In the corral, Seven nickered, the sound carrying to the house. Smoke was up and dressed in a moment, strapping on his guns and picking up a rifle. He and Sally could hear the sounds of hooves, coming hard.
“One horse,” Sally noted.
“Stay inside.”
Smoke stepped out the door, relaxing when he saw who it was. It was Colby's oldest boy, and he was fogging up the trail, lathering his horse.
Bob slid his horse to stop amid the dust and leaped off. “Mister Smoke,” he panted. So the news had spread very fast as to Smoke's real identity.
“Bob. What's the problem?”
“Pa sent me. It's started, Mister Smoke. Some of Tilden's riders done burned out Wilbur Mason's place, over on the western ridge.

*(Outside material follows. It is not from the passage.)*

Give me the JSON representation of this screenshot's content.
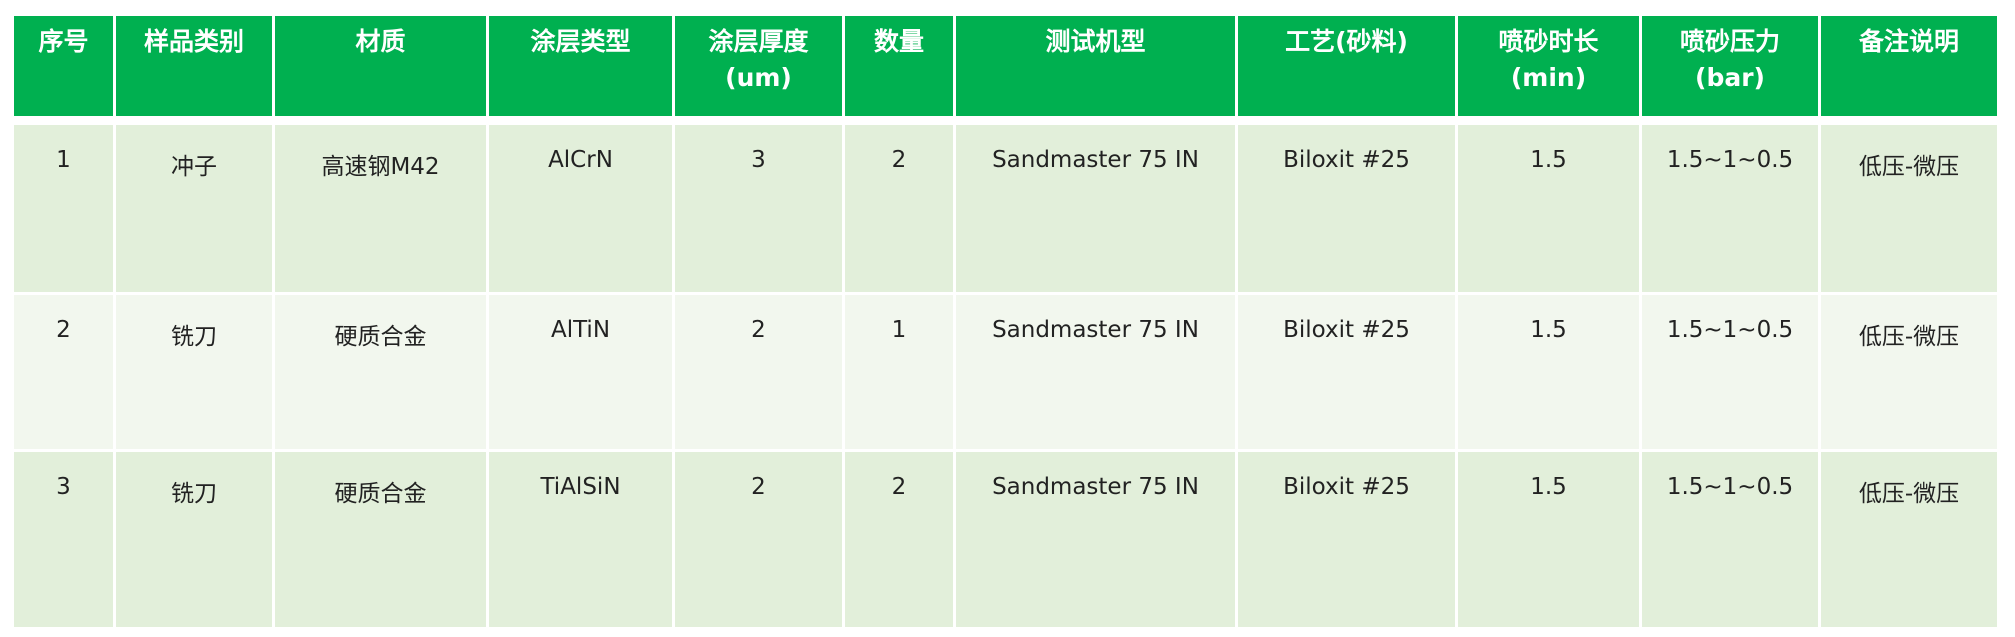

Burned him flat. There ain't nothing left no where.”
“Anybody hurt over there?”
“No, sir. Not bad, leastways. Mister Wilbur got burned by a bullet, but it ain't bad.”
“Where are they now?”
“Mister Matlock took the kids. Pa and Ma took in Mister Wilbur and his missus.”
“Where's your brother?”
“Pa sent him off to warn the others.”
“Go on in the house. Sally will fix you something to eat. I'll see to your horse.”
Smoke looked toward the faraway Circle TF spread. “All right, Franklin,” he muttered. “If that's how you want it, get ready for it.”